The toll on children’s physical and mental health has been even steeper. School closures have contributed to obesity and eating disorders, according to the Stanford Children’s Health Network.

Moreover, as of late this winter, emergency department (ED) visits for “suspected suicide attempts” were roughly 51% higher among adolescent girls (aged 12-17) nationwide than they had been in 2019, reports the Centers for Disease Control (CDC). Among adolescent boys, suicide-related ED visits were up by roughly 4% over 2019.

Even though the CDC is now controlled by Biden appointees who early this year actively colluded with top union bosses to keep schools closed, the CDC’s June 11 report admitted that “lack of connectedness to schools, teachers and peers” could be linked to soaring adolescent suicide attempts.
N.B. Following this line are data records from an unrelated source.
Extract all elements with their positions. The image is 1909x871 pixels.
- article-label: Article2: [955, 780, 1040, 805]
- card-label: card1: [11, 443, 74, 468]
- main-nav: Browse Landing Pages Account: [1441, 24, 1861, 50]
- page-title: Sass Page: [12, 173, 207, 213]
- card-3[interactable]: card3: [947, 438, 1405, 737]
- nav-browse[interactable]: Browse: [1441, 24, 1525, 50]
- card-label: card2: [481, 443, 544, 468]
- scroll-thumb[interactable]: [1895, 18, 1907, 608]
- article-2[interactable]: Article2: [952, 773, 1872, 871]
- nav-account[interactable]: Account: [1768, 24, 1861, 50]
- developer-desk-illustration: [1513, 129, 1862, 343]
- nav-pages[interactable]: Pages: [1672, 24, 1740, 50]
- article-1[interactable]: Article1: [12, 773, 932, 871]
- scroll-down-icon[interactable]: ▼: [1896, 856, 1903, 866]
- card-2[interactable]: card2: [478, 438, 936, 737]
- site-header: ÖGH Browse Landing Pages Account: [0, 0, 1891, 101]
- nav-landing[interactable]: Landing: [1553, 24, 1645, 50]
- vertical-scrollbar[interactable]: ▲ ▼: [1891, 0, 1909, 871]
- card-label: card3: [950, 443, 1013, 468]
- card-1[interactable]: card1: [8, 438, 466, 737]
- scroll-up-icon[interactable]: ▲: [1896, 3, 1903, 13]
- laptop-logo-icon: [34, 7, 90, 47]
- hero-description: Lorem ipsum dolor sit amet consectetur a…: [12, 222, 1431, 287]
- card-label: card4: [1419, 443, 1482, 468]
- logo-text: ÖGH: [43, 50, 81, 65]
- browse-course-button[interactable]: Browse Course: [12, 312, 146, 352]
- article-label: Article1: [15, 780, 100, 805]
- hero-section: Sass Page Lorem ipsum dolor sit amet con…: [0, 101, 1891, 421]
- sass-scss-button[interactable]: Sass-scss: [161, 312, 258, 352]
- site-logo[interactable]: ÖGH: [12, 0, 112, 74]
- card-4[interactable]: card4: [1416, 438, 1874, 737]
Powerful teacher union bosses clearly saw shuttered schools as an opportunity to extract billions and billions of additional dollars from hard-pressed taxpayers for the unionized government schools that they largely control. The shakedown scheme by American Federation of Teachers union President Randi Weingarten, National Education Association union President Becky Pringle, and their cohorts succeeded to an extent they never could have imagined pre-COVID-19.

On March 11, President Joe Biden signed into law a monstrous $1.9 trillion spending bill that is largely a Big Labor bailout. And roughly $200 billion of that went to education bureaucracies that are typically dominated by union dons.

After the gargantuan COVID-19 “relief” package became law, Ms. Weingarten’s and Ms. Pringle’s opposition to school reopenings began to ease.

And now they are eager for everyone to forget how, from the spring of 2020 until well into 2021, they were holding children’s education and physical and mental well-being hostage to their demands for more money and power.

But if American parents and other taxpayers refuse to forget, the $200 billion bailout they secured from Joe Biden and his allies in Congress may prove to be a pyrrhic victory for teacher union kingpins.

Union bosses must be held accountable for what they’ve done. And by far the best way citizens can hold them accountable is to revoke the statutory monopoly-bargaining power they wield over school employees’ pay, benefits, and work rules in the vast majority of states.

As long as teacher and other government union bosses’ monopoly privileges remain in place, more fiascos like what we’ve seen in American education since the spring of 2020 are inevitable.